Levelling up was an interesting idea, if the Conservatives could have persuaded people that it was a strategy and not a slogan. At the least it could have been a programme that dealt with Britain’s real problem, which is captured sharply in a chart from the Financial Times a few weeks ago.
(Britain’s wage and productivity problem. Source: Financial Times)
The problem is this: wage growth, and associated productivity, in the UK have been flat since the financial crisis. The causes of this are either complicated, which is the version you get from economists, or they are post-crisis austerity, which killed off the initial post-crisis recovery, followed by Brexit, which had a calamitous effect first on business investment and then on trade.
These together have created the low wage, low investment economy that has characterised Britain recently, with a toxic combination of flat wages and low investment. Paul Mason explained how this worked in practice in a Guardian article a few years ago by using hand-washed car businesses as an example.
And one of the sharper observations on Twitter when inflation started picking up (you can never find a Tweet when you need one) was by James Meadway, who suggested that this low wage, low investment economy also needed low inflation and low interest rates to survive.
(Part 2 follows on Monday)
2: The costs of cars
I’ve been collecting images about the effects of cars, and I thought I’d share them today. These have come from Twitter and a few other places in my feeds over the past few weeks.
(From the Ellen MacArthur Foundation)
The first, which is a few years old now, looks at—effectively—the waste and damage caused by vehicles. The tiny red splash on here, representing ‘productive use’ is tiny. They hardly get used, so they are sitting around a lot. The internal combustion engine is astonishingly inefficient at converting energy into propulsion, and even when it does it is mostly moving the weight of the vehicle, not the passengers.
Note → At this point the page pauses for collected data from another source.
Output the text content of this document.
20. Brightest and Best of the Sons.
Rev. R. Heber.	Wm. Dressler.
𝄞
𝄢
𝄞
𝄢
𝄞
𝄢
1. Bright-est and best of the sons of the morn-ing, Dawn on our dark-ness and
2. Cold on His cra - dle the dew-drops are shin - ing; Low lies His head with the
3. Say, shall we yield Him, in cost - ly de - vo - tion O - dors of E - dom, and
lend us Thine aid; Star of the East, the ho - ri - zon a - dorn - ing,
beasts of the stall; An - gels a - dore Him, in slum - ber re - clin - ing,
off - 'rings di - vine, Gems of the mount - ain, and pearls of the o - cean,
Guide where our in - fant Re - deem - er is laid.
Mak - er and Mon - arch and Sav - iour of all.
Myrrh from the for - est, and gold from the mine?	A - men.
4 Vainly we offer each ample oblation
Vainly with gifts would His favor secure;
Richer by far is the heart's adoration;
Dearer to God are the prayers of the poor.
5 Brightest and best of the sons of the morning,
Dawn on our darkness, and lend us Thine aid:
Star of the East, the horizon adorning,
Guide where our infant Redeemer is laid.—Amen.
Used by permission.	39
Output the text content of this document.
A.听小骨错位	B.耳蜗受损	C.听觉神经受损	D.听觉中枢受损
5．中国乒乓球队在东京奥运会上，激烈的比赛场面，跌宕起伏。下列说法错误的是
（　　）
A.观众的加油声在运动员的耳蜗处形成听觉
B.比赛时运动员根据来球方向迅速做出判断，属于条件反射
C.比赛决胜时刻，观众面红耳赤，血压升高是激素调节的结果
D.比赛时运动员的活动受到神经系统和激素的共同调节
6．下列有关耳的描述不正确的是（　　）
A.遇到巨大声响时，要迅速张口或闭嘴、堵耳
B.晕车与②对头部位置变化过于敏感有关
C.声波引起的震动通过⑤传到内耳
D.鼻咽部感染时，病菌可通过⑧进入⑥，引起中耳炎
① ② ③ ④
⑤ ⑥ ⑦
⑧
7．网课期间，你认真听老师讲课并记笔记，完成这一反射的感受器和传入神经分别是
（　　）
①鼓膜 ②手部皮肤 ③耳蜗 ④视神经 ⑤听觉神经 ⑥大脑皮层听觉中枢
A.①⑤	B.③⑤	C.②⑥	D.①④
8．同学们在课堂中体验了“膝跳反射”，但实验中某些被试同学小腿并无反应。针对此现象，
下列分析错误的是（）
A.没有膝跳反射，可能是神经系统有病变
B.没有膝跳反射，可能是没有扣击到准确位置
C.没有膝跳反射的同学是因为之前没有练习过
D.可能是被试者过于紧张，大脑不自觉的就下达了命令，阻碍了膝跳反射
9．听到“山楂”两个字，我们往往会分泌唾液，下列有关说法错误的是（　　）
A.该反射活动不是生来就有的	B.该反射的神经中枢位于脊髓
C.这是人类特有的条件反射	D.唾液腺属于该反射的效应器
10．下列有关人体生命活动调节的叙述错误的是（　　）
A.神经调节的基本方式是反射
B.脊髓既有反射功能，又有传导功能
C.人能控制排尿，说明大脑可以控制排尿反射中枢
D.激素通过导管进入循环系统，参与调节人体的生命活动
And it also kills and injures people as it goes.
So the efficiency of the vehicle is affected a lot by the weight.
(Most popular vehicles in Italy and the USA. Carsized, via Adam Tooze’ newsletter)
Which means that this image, showing a typical Italian car compared to a typical American one, is striking. There are other consequences of weight. The impact on the road of a vehicle is proportional to the cube of its weight, so heavier vehicles also generate a much bigger (and climate unfriendly) amount of road maintenance.
Which is also one of the reasons that motorists’ endless calls for cyclists to pay “road tax” are so ridiculous—a typical bike is around 13kg, a typical British car about a tonne, so a car has about a third of a million times as much impact on the road surface as a bike does.
(Cartoon by Andy Singer)
The great hope of the car industry is that electric cars will take the pressure of by removing the polluting effects of emissions, carbon included. But as this cartoon reminds us, this is only a tiny part of the story. Electric vehicles solve hardly any of the problems of car culture.